Tomsky, Jacob. Heads in Beds: A Reckless Memoir of Hotels, Hustles, and So-Called Hospitality.

NY: Doubleday, 2012.

Sometime in the ‘90s, the author found that his recent university degree in philosophy hadn’t really been his best decision when it came to earning a living, and he was parking cars at Copeland’s in downtown New Orleans. Valeting didn’t have much of a future, either, so he managed to get himself hired for the opening of a brand new luxury hotel on Chartres Street.

(He disguises all personal and hotel names so I have no idea which one it is, though I live in south Louisiana.) After a few months, he was promoted to the front desk — his first step up to what became lifetime bondage to the hospitality industry. After a another promotion to Housekeeping, and the physical and mental exhaustion that ensued, he took a year off in Europe, then found himself in New York — a very, very different milieu from NOLA, and even from behind the agent’s check-in desk. Along the way, he describes all the ways in which hotel staff at all levels attempt to hustle and generally screw over (a) the hotel company, (b) the guests, and (c) each other. The hotel, in turn, tends to do the same thing to its employees, especially when it’s run by a private equity outfit for whom the Bottom Line governs every living breath. And the guests have their own ways of getting even in ripping off the hotel, by scamming the minibar, not paying for movies, and outright stealing.

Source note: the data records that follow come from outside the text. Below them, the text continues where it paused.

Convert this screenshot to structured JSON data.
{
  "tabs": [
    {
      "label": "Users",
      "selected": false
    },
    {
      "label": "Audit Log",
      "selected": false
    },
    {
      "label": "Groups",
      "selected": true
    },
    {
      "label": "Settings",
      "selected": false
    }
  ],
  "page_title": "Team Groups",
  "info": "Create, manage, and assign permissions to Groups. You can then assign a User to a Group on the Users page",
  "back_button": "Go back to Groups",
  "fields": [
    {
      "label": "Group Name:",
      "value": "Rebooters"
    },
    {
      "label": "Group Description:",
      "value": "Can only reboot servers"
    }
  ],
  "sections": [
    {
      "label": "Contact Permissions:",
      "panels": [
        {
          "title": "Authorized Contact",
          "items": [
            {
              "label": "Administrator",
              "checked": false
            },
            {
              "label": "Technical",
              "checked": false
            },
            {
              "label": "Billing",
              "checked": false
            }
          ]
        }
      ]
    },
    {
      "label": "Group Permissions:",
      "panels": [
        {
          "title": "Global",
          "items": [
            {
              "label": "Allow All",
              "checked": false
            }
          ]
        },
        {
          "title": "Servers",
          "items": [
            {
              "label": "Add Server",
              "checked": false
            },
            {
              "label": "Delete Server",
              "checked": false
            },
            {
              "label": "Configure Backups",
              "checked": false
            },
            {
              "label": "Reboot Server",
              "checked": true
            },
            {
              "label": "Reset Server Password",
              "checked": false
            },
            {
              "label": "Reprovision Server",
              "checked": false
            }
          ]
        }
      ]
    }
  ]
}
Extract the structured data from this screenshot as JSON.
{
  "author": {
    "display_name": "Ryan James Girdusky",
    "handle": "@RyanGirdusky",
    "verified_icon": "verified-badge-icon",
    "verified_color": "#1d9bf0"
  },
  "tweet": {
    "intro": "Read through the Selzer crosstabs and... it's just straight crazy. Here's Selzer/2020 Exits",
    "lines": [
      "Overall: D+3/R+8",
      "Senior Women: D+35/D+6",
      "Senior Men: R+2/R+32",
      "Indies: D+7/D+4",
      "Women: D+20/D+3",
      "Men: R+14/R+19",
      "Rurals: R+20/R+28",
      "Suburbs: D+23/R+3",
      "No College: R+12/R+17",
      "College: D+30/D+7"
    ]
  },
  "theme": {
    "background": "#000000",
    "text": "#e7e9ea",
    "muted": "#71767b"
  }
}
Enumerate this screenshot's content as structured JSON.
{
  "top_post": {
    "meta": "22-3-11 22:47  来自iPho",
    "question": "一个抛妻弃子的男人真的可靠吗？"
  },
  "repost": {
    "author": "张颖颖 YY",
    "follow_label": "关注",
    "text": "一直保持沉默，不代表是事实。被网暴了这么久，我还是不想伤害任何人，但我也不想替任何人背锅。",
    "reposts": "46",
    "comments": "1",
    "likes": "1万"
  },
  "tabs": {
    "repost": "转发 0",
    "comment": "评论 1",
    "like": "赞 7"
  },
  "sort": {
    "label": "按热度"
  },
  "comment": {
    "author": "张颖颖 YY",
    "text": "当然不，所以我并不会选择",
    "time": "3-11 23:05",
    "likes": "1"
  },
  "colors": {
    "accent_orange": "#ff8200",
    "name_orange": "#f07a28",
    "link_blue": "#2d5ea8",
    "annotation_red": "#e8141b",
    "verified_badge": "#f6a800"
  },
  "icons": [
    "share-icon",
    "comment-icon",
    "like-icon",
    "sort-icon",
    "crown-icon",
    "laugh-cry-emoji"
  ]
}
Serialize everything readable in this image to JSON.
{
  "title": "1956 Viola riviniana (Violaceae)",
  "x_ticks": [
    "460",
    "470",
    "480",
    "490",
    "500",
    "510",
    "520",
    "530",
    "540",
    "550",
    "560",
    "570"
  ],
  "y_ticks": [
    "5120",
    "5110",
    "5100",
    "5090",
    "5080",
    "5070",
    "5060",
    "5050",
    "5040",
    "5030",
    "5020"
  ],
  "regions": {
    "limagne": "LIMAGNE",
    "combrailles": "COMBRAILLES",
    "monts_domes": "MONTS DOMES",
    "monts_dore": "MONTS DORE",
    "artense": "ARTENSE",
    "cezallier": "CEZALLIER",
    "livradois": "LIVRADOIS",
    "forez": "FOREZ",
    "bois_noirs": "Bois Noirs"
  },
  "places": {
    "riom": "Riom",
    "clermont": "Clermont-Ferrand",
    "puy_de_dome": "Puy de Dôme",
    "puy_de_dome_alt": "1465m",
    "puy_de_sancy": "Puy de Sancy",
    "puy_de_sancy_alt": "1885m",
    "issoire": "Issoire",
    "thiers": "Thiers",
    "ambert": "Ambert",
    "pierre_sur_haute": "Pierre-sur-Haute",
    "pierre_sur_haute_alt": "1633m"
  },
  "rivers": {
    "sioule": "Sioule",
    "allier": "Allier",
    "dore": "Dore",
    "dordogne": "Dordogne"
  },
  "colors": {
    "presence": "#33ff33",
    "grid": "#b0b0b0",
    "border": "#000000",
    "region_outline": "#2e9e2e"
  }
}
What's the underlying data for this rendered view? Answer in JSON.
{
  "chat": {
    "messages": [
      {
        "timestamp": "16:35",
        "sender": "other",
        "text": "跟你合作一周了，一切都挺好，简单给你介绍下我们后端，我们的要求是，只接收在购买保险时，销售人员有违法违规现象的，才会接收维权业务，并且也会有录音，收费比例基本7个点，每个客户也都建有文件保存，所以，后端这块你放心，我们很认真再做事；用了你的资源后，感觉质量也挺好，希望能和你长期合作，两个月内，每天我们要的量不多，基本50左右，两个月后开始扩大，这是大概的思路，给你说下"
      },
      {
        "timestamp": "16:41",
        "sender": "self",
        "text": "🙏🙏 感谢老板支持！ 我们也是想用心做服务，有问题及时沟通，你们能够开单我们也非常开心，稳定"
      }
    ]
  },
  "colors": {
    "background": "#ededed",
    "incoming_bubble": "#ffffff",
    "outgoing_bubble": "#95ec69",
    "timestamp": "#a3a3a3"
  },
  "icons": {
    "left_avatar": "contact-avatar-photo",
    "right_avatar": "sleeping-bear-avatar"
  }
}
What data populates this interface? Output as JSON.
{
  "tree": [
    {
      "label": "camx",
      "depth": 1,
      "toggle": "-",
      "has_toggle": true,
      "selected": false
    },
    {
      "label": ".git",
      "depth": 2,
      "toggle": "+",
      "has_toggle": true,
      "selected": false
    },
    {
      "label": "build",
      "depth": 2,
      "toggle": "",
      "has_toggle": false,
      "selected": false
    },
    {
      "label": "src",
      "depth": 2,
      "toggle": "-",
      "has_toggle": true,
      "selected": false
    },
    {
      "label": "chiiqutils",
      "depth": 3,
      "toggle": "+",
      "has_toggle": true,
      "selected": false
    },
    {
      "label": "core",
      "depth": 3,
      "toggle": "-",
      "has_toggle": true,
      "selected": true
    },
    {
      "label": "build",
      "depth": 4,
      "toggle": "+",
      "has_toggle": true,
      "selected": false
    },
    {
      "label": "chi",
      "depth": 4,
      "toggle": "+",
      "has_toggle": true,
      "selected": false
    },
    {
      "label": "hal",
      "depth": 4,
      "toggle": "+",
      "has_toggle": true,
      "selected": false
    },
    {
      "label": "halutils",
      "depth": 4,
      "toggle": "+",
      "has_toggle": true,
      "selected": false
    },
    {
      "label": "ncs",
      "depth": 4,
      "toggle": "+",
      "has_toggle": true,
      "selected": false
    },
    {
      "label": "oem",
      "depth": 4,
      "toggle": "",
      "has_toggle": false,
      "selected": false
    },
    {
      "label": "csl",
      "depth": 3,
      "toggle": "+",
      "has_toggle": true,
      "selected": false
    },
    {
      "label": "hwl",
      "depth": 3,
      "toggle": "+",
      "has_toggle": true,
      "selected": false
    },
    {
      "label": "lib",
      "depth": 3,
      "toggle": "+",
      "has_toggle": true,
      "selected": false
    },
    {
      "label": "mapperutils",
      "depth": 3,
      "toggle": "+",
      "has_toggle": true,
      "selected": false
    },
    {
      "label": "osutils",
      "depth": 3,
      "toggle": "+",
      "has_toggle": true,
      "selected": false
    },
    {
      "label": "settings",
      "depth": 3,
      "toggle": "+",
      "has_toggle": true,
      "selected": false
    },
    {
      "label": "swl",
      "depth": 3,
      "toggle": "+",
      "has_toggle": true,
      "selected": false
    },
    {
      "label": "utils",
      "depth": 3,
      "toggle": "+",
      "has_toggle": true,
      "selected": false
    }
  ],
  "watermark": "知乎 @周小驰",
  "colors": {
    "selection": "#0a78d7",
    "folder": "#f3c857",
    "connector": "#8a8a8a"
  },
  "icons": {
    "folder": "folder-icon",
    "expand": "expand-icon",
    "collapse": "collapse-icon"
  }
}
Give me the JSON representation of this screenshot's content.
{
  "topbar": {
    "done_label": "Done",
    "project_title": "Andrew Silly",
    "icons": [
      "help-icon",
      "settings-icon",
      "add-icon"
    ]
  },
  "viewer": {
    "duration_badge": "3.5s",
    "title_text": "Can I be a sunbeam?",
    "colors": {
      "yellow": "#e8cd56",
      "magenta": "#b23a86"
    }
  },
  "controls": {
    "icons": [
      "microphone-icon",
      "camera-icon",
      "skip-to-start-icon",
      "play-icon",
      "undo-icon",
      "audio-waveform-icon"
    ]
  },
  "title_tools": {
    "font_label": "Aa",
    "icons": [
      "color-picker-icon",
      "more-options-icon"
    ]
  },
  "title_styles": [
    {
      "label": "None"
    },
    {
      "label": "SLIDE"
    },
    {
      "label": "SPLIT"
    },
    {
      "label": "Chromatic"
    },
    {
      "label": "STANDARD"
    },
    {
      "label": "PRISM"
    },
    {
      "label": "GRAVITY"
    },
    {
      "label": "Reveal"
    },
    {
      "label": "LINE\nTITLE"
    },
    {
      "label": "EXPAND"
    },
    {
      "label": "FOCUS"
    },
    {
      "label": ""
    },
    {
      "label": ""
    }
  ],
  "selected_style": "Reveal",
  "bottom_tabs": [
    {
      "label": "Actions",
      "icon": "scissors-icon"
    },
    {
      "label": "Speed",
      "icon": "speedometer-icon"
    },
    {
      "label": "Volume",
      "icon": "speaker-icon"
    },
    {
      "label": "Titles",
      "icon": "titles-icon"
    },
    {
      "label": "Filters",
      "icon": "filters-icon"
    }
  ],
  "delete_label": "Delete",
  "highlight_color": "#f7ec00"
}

While there’s a certain amount of humor here of the heavily cynical variety, the ultimate effect is of weariness at the low regard in which everyone involved holds everyone else. And New York — which the author came to love and where he apparently still is slaving away — comes across as the last place you would ever want to try to earn a living by serving the public. Moreover, I have a daughter who has been in one sector of the the HRM business or another for twenty years and her varied experiences have almost nothing in common with the author’s. I happened, quite by chance, to read this slightly unsettling memoir while on a three-week road trip, staying at a different hotel every couple of days. It caused me to regard the staff at each establishment, especially the front desk, with a suspicion I had never felt in the past.